An “aspiration gap” was identified by forum panelists between the new cities China is currently building, and what a city could be. It was felt that while millions of new urbanites may find an apartment with a bathroom and a paved road satisfactory for now, there is a considerable risk that in 10 years’ time, millions of these new developments will be seen to be failing to deliver on urban desires and the promise of a modern, urban, comfortable life.
It was in this field that the Genetic City, with its greater focus on the dreams and desires of its users, scored an eminent success. The resulting city clearly was exciting and attractive to live in – even though, or perhaps because of, its abnegation of the contemporary regulatory environment and developer interests. The layering of plan upon plan created a complexity and variety unrivalled among new cities in China. Moreover, the green objectives of the designers led to a city which naturally encouraged its users to engage with and enjoy greenness in all senses of the word – leafy parks, public transport, teleworking, green food, green waste, green dreams …
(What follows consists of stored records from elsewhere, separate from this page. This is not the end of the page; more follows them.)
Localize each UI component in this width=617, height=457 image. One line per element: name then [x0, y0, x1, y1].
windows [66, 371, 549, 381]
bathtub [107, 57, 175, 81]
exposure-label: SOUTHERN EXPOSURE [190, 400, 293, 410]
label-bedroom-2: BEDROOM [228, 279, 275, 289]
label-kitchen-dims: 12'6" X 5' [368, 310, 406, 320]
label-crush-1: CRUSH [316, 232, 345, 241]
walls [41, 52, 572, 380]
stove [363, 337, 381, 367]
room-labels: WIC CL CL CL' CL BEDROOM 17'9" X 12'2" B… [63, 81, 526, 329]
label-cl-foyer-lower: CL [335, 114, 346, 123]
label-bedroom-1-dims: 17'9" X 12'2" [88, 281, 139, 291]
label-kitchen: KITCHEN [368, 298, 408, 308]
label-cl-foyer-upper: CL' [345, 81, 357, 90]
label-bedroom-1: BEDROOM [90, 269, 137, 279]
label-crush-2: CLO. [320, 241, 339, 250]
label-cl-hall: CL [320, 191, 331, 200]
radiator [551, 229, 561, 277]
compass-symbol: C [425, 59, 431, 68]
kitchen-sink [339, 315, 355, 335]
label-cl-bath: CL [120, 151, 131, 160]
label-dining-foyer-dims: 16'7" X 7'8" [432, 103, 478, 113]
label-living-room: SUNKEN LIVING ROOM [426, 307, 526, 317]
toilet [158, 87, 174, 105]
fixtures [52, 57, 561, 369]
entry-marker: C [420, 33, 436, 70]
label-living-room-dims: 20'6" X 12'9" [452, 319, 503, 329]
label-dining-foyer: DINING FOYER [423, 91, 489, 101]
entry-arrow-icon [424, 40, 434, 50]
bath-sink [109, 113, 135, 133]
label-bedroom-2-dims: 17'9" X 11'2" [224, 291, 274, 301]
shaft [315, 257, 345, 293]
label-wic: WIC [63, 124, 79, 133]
A city is less an engineered space than a social construct. It is built by people for people to live in and interact with each other in. Accordingly, the true challenge of building a sustainable city comes less from specific technologies and points of environmental engineering than from points of social engineering. The green hardware will come in anyway, but the ideas that have to be dealt with are those relating to how people want and will want to use the city. And it is on this front that planning which envisages and allows for evolution – for the progression toward complexity through time – is critical. An evolved city is simply that much more likely to be interesting, enjoyable, and therefore successful than a static one.
Michelle Provoost of the International New Town Institute stated that, according to her research, often one of the best things that can happen to a new town is to undergo a period of failure. This necessarily forces the new town to re-evaluate the principles under which it is developing, and to evolve toward something more adaptive. There is perhaps some hope for the long-term success of China’s new cities in this success-in-failure. Only it does seem to be a heavy way to go about things – to allow the greatest mushrooming of cities in human history to go wrong before it can go right.
Adrian Hornsby is a writer on numerous subjects, including architecture and urbanism.